U.S. Treasury Secretary Timothy Geithner’s new plan to remove toxic assets from the books of the nation’s banks won’t stop some financial companies from having to be nationalized, said Nouriel Roubini, the New York University professor who predicted the financial crisis.
Geithner’s plan, unveiled three days ago, is aimed at financing as much as $1 trillion in purchases of illiquid real- estate assets, using $75 billion to $100 billion of the Treasury’s remaining bank-rescue funds.
Roubini echoed criticism from Nobel laureate Paul Krugman that the proposal will not be enough for those banks that are insolvent and predicted that ultimately the government will have to take over more of them. He didn’t name which companies he thought would need to be rescued.
“Some banks are going to have to be nationalized and for them the plan doesn’t apply,” Roubini said in an interview with Bloomberg Television in London today.
While the Standard & Poor’s 500 Index is recording its best monthly rally in 17 years, Roubini predicted it will not be sustained as the U.S. economy will continue to contract through this year and investors will start “discriminating” between solvent and insolvent financial companies.
“People are going to be surprised to the downside,” Roubini said.
The government is conducting stress tests of banks to determine how much more capital each will need. Roubini said once those were completed it will be evident that some banks will need to be taken over and have their good and bad assets separated before being returned to the private sector.
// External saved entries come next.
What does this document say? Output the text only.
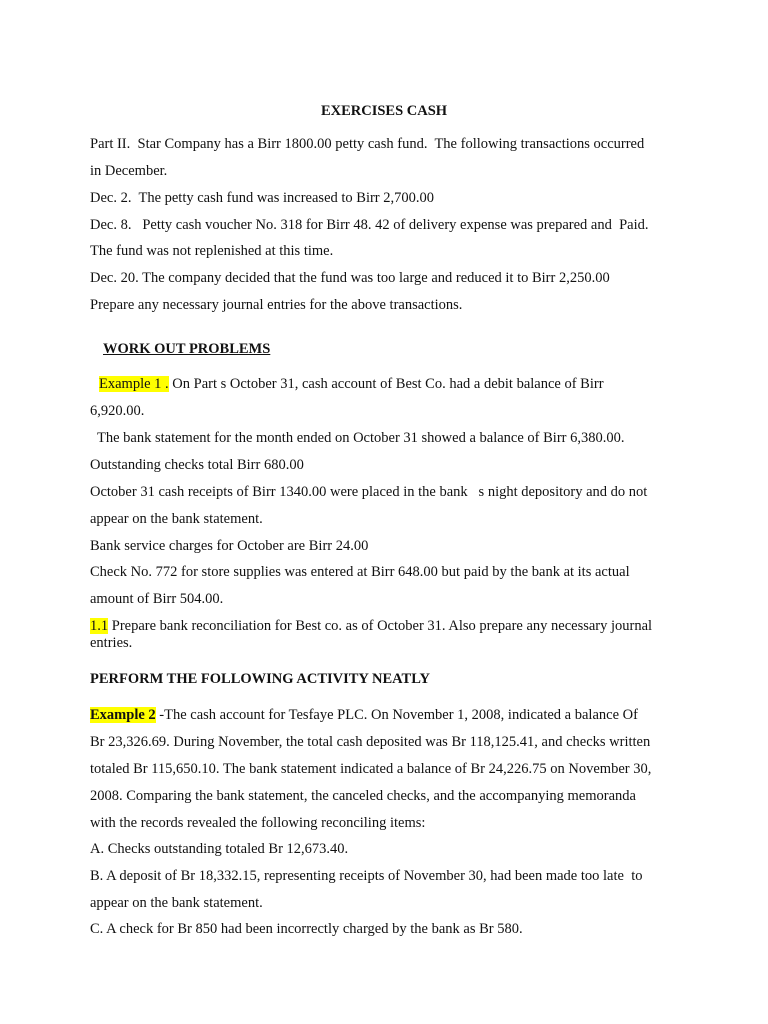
EXERCISES CASH
Part II.  Star Company has a Birr 1800.00 petty cash fund.  The following transactions occurred
in December.
Dec. 2.  The petty cash fund was increased to Birr 2,700.00
Dec. 8.   Petty cash voucher No. 318 for Birr 48. 42 of delivery expense was prepared and  Paid.
The fund was not replenished at this time.
Dec. 20. The company decided that the fund was too large and reduced it to Birr 2,250.00
Prepare any necessary journal entries for the above transactions.
WORK OUT PROBLEMS
Example 1 . On Part s October 31, cash account of Best Co. had a debit balance of Birr
6,920.00.
The bank statement for the month ended on October 31 showed a balance of Birr 6,380.00.
Outstanding checks total Birr 680.00
October 31 cash receipts of Birr 1340.00 were placed in the bank   s night depository and do not
appear on the bank statement.
Bank service charges for October are Birr 24.00
Check No. 772 for store supplies was entered at Birr 648.00 but paid by the bank at its actual
amount of Birr 504.00.
1.1 Prepare bank reconciliation for Best co. as of October 31. Also prepare any necessary journal
entries.
PERFORM THE FOLLOWING ACTIVITY NEATLY
Example 2 -The cash account for Tesfaye PLC. On November 1, 2008, indicated a balance Of
Br 23,326.69. During November, the total cash deposited was Br 118,125.41, and checks written
totaled Br 115,650.10. The bank statement indicated a balance of Br 24,226.75 on November 30,
2008. Comparing the bank statement, the canceled checks, and the accompanying memoranda
with the records revealed the following reconciling items:
A. Checks outstanding totaled Br 12,673.40.
B. A deposit of Br 18,332.15, representing receipts of November 30, had been made too late  to
appear on the bank statement.
C. A check for Br 850 had been incorrectly charged by the bank as Br 580.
Critics of Geithner’s plan including Krugman, a professor at Princeton University, say the government should take over banks loaded with devalued assets, remove their top management, and dispose of the toxic securities. Sweden adopted the temporary nationalization approach in the 1990s.
Roubini, who also runs his own economics consultancy, estimates a total of $3.6 trillion of loan and securities losses in the U.S., including writedowns on $10.84 trillion of securities and losses on a total of $12.37 trillion of unsecuritized loans.
With “deflationary forces” lingering for as long as three years, Roubini said U.S. government bond yields were going to remain relatively low and that American house prices would fall as much as 20 percent more in the next 18 months. While the dollar will benefit as investors seek safe havens, it will ultimately decline as the U.S. trade deficit has to shrink, he said.
The need for governments to issue more public debt to fund stimulus and bank-rescue packages risked more downgrades to sovereign debt and the failure of more government auctions as happened in the U.K. yesterday, Roubini said.